El arzobispo rozó la espalda de Úrsula con los dedos y está se levantó de inmediato, aunque las piernas le flaquearon y cayó al suelo.
Alzó la mirada hacia el hombre que sonreía complacido. Su figura parecía agrandarse y ensombrecerse a medida que la de Úrsula se achicaba.
—Por favor —murmuró ella—. No me haga daño. No busco la absolución...
Él se agachó frente a ella.
—Ni podrías tampoco —evidenció— Este juicio ya tenía un veredicto desde el momento en que te apresaron los guardias. El miedo y la ignorancia han decidido que eres una pecadora profana esclava de Satanás y yo voy a tener que quemarte en la hoguera por eso.
Úrsula sonrió.
—Asesinarme sería lo más compasivo que alguien haría por mí.
Hervan también sonrió, había descubierto lo que la asustaba. Bajó la vista a los pechos de la mujer que se ajitaban con cada respiración que daba.

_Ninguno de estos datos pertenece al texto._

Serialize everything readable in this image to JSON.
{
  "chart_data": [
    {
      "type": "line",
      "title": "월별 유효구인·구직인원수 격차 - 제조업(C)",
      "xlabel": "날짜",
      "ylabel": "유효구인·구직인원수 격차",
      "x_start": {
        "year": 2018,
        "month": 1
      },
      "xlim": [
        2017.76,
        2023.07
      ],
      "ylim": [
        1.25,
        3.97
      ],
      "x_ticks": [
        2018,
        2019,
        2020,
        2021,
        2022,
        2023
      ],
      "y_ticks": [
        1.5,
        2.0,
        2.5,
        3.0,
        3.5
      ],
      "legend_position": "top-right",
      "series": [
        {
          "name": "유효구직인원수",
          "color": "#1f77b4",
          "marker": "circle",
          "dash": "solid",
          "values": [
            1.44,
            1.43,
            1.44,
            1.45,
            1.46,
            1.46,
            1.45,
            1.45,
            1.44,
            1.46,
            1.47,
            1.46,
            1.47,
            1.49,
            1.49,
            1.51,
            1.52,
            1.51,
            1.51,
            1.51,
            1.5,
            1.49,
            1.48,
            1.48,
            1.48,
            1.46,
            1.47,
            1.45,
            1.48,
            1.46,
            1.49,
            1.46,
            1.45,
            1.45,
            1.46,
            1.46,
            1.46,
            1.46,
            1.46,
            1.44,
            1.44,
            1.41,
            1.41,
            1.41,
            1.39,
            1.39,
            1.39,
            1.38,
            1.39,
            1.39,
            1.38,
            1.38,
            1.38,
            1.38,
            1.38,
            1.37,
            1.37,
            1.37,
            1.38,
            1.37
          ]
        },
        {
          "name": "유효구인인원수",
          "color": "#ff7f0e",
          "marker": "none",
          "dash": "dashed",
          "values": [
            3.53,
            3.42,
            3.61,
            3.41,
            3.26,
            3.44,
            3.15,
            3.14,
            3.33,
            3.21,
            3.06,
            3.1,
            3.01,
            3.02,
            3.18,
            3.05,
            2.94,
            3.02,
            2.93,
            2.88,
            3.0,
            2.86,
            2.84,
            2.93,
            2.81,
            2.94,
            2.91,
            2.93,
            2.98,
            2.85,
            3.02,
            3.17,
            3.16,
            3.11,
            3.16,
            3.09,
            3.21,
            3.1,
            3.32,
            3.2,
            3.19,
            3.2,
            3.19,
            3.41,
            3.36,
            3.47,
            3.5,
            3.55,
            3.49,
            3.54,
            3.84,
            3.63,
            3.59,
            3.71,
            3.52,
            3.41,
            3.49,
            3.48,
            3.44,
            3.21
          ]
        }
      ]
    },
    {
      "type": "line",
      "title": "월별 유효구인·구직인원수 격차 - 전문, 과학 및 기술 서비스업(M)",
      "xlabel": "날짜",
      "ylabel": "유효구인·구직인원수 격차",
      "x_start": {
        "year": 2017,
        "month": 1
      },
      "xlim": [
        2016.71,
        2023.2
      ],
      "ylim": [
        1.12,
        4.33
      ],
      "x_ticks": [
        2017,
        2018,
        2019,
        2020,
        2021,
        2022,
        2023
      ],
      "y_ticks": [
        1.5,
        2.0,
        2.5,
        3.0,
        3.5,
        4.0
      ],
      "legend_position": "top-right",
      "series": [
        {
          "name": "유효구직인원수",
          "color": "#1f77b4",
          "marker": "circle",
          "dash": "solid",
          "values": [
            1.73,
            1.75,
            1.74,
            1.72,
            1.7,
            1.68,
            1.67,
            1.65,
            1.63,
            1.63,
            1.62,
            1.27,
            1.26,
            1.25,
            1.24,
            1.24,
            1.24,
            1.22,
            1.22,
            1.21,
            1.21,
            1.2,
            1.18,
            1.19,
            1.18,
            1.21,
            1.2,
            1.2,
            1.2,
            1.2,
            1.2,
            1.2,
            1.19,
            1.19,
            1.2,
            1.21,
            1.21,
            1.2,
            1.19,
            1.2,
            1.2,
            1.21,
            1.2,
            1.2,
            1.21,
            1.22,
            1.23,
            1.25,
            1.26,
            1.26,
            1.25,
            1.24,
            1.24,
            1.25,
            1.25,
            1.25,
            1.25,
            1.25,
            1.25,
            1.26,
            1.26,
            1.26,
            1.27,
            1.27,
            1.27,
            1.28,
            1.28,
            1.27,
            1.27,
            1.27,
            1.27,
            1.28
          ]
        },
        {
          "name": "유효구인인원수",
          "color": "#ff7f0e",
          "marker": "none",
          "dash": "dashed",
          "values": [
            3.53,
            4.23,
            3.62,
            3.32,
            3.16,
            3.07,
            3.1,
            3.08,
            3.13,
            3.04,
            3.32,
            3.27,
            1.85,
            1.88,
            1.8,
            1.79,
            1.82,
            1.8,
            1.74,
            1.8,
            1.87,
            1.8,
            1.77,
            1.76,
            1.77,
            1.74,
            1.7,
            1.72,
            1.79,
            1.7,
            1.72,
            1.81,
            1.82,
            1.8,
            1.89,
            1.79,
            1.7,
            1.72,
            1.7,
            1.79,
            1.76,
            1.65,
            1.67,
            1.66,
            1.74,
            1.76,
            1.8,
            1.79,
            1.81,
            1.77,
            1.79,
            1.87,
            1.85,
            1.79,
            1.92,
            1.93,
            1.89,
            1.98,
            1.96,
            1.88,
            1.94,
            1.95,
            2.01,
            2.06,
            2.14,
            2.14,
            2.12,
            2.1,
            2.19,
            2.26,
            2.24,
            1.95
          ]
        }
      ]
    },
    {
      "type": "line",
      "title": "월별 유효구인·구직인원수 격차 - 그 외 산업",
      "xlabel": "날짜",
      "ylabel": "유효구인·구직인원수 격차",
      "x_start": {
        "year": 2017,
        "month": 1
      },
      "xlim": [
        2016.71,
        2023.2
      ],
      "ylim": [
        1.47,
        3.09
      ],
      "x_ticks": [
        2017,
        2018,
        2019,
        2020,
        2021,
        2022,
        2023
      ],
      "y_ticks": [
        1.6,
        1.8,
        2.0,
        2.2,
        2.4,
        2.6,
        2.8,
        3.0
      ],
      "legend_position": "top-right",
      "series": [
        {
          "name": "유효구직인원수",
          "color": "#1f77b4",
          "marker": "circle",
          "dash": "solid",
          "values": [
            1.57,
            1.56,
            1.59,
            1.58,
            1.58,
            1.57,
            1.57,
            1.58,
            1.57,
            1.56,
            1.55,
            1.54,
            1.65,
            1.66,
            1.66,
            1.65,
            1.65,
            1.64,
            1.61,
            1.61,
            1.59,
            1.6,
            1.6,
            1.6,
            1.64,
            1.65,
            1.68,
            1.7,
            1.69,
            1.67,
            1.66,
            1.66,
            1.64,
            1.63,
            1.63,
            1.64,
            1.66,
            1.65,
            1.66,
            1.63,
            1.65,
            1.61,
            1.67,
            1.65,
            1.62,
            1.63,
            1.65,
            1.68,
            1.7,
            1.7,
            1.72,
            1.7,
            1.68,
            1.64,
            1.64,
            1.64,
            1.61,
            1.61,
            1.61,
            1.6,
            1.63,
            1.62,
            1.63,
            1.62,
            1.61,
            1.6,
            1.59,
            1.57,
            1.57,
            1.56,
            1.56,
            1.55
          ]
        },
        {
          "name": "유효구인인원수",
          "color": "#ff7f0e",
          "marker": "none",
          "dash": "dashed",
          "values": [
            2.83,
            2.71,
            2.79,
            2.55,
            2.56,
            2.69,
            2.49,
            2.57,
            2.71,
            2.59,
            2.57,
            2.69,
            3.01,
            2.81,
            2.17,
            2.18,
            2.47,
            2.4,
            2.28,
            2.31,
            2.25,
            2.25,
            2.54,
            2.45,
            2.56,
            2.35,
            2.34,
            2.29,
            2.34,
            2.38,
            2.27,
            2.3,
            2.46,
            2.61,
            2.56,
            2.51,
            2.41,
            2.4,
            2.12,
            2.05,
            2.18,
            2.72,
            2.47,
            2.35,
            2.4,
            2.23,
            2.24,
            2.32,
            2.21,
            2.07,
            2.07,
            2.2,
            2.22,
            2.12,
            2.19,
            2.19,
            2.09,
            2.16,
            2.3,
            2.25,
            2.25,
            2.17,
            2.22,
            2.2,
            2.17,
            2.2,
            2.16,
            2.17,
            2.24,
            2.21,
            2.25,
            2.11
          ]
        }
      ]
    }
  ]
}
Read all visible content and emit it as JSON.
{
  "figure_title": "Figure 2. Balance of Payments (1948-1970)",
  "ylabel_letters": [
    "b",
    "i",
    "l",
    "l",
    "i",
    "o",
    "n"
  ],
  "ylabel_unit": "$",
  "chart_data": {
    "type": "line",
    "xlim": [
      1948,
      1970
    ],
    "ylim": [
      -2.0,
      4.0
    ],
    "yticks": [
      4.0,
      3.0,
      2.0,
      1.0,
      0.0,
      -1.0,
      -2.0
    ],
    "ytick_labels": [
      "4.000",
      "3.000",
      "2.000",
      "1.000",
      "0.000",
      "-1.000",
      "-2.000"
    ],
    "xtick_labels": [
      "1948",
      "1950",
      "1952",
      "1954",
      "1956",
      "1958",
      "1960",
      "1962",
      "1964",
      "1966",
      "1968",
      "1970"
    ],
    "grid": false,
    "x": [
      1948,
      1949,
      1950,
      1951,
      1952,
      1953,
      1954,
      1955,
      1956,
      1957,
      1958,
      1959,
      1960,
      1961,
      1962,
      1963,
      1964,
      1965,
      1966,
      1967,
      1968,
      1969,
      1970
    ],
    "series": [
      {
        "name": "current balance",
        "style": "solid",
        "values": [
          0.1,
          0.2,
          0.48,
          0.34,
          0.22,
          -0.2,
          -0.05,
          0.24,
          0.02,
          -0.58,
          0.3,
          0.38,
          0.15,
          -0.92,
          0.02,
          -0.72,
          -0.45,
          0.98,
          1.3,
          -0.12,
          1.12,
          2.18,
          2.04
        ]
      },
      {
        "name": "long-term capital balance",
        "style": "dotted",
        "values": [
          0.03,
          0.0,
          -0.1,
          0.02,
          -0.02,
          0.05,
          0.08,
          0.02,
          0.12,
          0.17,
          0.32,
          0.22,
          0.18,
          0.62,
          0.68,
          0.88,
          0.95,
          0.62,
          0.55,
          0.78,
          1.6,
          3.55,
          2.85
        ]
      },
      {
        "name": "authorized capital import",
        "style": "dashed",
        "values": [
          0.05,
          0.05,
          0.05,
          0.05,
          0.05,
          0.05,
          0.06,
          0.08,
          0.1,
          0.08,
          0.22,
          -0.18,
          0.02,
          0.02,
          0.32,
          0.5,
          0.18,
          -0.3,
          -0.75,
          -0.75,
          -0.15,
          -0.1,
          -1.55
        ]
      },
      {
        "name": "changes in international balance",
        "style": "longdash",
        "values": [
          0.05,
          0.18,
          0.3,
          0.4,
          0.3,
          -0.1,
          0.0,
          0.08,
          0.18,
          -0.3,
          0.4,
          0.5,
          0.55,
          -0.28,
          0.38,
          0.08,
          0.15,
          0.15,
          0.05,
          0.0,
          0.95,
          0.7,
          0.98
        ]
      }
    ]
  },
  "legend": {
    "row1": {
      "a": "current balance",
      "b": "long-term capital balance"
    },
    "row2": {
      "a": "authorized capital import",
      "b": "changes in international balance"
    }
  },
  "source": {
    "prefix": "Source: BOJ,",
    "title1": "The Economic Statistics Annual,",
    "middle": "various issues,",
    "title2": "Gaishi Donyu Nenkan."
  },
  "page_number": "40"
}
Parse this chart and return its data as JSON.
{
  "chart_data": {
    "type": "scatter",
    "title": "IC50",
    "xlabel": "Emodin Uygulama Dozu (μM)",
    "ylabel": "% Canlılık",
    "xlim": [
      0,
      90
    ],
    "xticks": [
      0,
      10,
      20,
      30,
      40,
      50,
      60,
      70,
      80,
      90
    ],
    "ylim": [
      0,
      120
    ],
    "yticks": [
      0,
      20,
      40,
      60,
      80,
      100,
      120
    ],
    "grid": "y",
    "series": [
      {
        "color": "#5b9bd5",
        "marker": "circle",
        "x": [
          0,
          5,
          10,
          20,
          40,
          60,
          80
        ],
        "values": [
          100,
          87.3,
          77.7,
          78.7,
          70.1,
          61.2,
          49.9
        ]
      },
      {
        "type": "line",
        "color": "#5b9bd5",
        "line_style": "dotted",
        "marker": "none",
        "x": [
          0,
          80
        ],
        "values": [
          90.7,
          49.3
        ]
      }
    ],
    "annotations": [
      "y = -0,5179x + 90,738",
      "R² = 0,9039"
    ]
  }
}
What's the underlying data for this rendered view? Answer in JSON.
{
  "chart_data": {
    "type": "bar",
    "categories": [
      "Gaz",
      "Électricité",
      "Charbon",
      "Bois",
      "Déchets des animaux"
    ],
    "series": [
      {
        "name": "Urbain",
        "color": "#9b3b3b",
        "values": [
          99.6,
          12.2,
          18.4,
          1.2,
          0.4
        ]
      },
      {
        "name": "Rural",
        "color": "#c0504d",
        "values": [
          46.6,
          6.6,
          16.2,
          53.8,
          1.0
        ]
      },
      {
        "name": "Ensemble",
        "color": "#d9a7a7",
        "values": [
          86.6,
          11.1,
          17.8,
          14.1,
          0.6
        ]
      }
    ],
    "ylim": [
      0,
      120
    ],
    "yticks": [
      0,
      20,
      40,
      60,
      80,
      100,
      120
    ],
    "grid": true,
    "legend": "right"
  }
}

Úrsula se los tapó instintivamente.
—¿Al menos me permitiría usar su capa de nuevo? —suplicó— Por favor.
Richter negó con la cabeza, recorriendo el cuerpo desnudo de la joven.
—Me temo que voy a necesitarla más que usted —se negó—. Hay muchos soldados que se motivan admirando su cuerpo y yo los quiero motivados.
Él se acercó más a su rostro y le acomodó un rizo tras la oreja. Úrsula se agitó, quizo apartarse pero se encontraba entre el arzobispo y un gran mueble de roble.
—Tanta belleza...
—Por favor —repitió Úrsula, casi en un susurro.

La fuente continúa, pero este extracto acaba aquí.